Vom Vater zum Führer
Die Autoren verknüpfen ihre Daten mit einer langen intellektuellen Linie: von Freud über Reich bis Theweleit. Dessen »Männerphantasien« lesen sich wie das psychologische Drehbuch, das nun empirisch bestätigt wird. Die Fantasie des unverwundbaren Körpers, der lieber zerstört als sich berühren lässt, findet ihr politisches Pendant in der militarisierten Nation. Krieg als kollektive Abwehrreaktion gegen das eigene Gefühl.
So betrachtet, ist Wladimir Putin kein Ausreißer, sondern ein Exponat. Der »starke Mann« als Staatsideal, die Verachtung von Schwäche, die sexualisierte Sprache der Macht – all das bildet den kulturellen Resonanzraum, in dem Gewalt Zustimmung erfährt. Doch die Studie mahnt: Solche Dispositionen sind keine russische Spezialität. Sie schlummern auch in den »friedliebenden« Demokratien des Westens, die ihre Kriege lieber »Einsätze« nennen.
Die Daten lassen keinen Zweifel: Autoritäre Unterordnung ist der zweite zentrale Prädiktor von Kriegsbefürwortung. Wer an Autoritäten glaubt, traut ihnen auch den Krieg zu.
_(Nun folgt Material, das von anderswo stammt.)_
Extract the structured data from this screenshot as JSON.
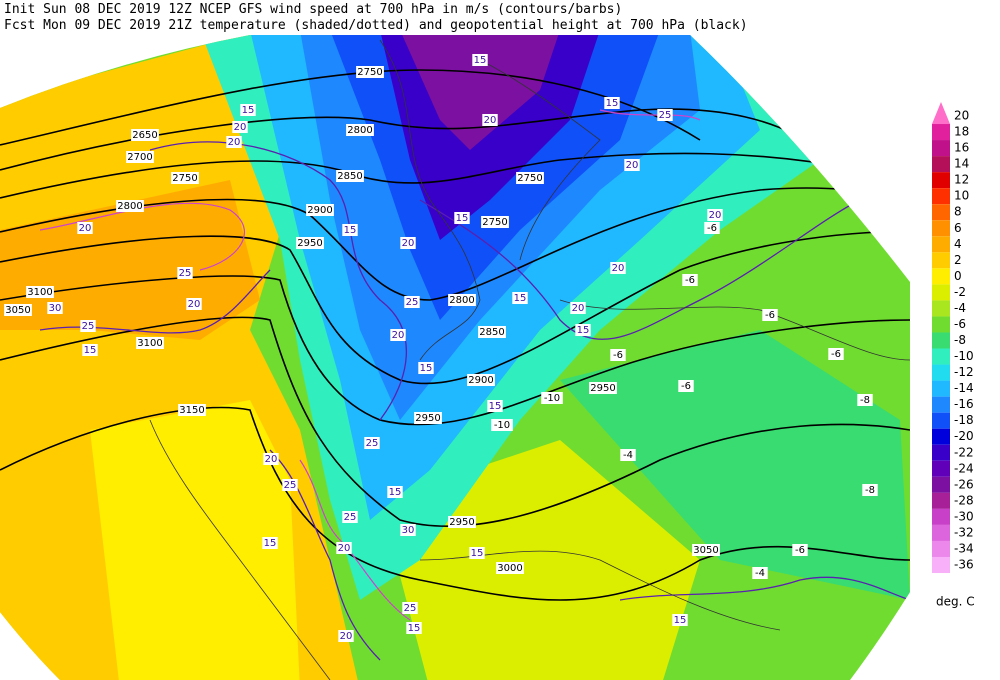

Diese psychologische Logik wirkt bis in die Gegenwart des »wertebasierten« Westens: Wenn Regierungen militärische Aufrüstung als moralische Pflicht verkaufen, stoßen sie nicht etwa auf Skepsis, sondern auf das Bedürfnis, sich geführt zu wissen.
Das stille Einverständnis
Interessant ist, was die Studie nicht findet: Empathie, so sollte man meinen, wäre der natürliche Gegenspieler militärischer Gesinnung. Doch im Modell verliert sie statistische Bedeutung. Mitgefühl allein schützt offenbar nicht vor dem Einverständnis mit Gewalt, solange autoritäre Denkmuster intakt bleiben. Der humane Impuls versickert in der Disziplin.
Ebenfalls bemerkenswert: Die oft belächelte »Verschwörungsmentalität« wirkt, sobald man die autoritären Variablen kontrolliert, sogar leicht anti-militaristisch. Misstrauen gegenüber Institutionen kann also auch als Friedensressource wirken – eine unbequeme Erkenntnis in Zeiten, in denen Skepsis schnell als staatsgefährdend gilt.
Die gesellschaftliche Konsequenz daraus ist doppelt: Wer Frieden will, muss nicht nur Waffen ächten, sondern auch die seelischen Werkstätten der Gewalt. Das betrifft Erziehung, Popkultur, Medien, Religion – überall dort, wo Männlichkeit über Stärke definiert und Schwäche pathologisiert wird. Der Krieg beginnt nicht an der Front, sondern im Vaterwort: »Reiß dich zusammen.«
Demokratie der Sanftheit
Was Yendell und Herbert mit Zahlen zeigen, ist letztlich eine alte Erkenntnis der Kritischen Theorie: Autoritäre Charaktere produzieren autoritäre Verhältnisse. Die Demokratie lebt nicht vom Wahlrecht allein, sondern von der Fähigkeit, Schwäche zuzulassen, Empathie zu kultivieren und Macht zu misstrauen.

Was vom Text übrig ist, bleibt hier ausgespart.